Il contenzioso ancora irrisolto
Nel 2023 si attende anche la risoluzione nei confronti della richiesta di registrazione tra le menzioni tradizionali del Prosek croato, un vino dolce da dessert tradizionalmente proveniente dalla zona meridionale della Dalmazia. A suo tempo, la quale l’Italia ha fatto ricorso con opposizioni presentate dall’Italia.
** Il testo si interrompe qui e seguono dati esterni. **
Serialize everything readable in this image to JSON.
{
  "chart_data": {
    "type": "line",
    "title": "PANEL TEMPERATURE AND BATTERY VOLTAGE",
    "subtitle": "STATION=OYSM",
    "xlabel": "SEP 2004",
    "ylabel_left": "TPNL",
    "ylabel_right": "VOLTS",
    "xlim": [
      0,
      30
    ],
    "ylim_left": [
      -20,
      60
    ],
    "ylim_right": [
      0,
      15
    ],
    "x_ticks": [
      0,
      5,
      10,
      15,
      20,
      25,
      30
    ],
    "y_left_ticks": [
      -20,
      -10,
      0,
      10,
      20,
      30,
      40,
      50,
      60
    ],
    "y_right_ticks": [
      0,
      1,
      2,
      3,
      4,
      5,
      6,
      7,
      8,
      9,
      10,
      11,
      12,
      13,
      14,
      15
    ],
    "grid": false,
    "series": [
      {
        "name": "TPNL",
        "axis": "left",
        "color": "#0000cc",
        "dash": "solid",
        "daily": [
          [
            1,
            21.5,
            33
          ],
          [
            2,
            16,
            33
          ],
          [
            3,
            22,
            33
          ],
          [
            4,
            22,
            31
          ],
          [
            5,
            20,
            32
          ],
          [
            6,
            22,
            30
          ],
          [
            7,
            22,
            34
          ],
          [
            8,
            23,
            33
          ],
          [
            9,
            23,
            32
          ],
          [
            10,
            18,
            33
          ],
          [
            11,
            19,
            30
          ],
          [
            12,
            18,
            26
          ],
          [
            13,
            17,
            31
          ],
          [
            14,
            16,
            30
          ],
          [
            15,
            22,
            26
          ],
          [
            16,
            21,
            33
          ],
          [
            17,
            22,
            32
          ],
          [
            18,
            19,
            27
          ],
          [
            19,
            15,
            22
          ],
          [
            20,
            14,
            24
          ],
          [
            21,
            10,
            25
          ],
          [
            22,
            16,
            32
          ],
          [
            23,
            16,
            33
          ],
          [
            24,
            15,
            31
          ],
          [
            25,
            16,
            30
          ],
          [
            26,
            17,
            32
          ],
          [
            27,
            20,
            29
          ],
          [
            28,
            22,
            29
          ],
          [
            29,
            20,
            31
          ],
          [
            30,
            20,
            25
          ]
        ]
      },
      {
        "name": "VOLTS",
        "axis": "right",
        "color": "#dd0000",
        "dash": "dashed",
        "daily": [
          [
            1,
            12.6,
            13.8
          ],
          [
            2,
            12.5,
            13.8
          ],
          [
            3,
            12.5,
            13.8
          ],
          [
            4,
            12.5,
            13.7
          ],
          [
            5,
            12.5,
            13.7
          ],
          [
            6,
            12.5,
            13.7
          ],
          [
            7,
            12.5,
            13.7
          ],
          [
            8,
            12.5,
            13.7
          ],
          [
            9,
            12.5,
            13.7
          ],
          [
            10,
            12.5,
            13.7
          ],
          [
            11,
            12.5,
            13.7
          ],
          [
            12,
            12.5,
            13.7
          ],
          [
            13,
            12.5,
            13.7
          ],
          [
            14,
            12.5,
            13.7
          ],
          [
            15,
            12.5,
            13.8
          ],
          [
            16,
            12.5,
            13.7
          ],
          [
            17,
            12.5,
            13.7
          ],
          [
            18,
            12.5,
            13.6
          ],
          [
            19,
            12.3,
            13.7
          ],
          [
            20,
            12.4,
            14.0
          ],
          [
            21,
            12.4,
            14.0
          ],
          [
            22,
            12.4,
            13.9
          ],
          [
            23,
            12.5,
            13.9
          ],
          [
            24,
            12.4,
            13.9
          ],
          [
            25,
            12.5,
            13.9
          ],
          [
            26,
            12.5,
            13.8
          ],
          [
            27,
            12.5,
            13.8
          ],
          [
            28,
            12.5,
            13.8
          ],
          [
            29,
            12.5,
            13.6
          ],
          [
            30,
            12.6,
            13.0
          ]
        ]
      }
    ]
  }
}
Anche Coldiretti ha appoggiato il ricorso.
“È del tutto improprio assimilare l’eccessivo consumo di superalcolici tipico dei Paesi nordici al consumo moderato e consapevole di prodotti di qualità ed a più bassa gradazione come la birra e il vino che in Italia è diventato l’emblema di uno stile di vita lento, attento all’equilibrio psico-fisico che aiuta a stare bene con se stessi, da contrapporre all’assunzione sregolata di alcol” afferma il presidente della Coldiretti Ettore Prandini nel sottolineare che “il giusto impegno dell’Unione per tutelare la salute dei cittadini secondo la Coldiretti non può tradursi in decisioni semplicistiche che rischiano di criminalizzare ingiustamente singoli prodotti indipendentemente dalle quantità consumate”.
Per l’Italia si tratta di difendere un settore del Made in Italy che fattura complessivamente 14 miliardi di euro e offre opportunità di lavoro a1,3 milioni nei più diversi ambiti, grazie ad una produzione – sottolinea la Coldiretti – destinata per circa il 70% a Docg, Doc e Igt con 332 vini a denominazione di origine controllata (Doc), 76 vini a denominazione di origine controllata e garantita (Docg), e 118 vini a indicazione geografica tipica (Igt) riconosciuti in Italia e il restante 30% per i vini da tavola. Il consumo pro capite in Italia si attesta – conclude la Coldiretti – sui 33 litri all’anno con una sempre maggiore attenzione alla qualità, alla storia del vino, ai legami con i territori che spingono italiani e stranieri anche alla scoperta di cantine e aziende.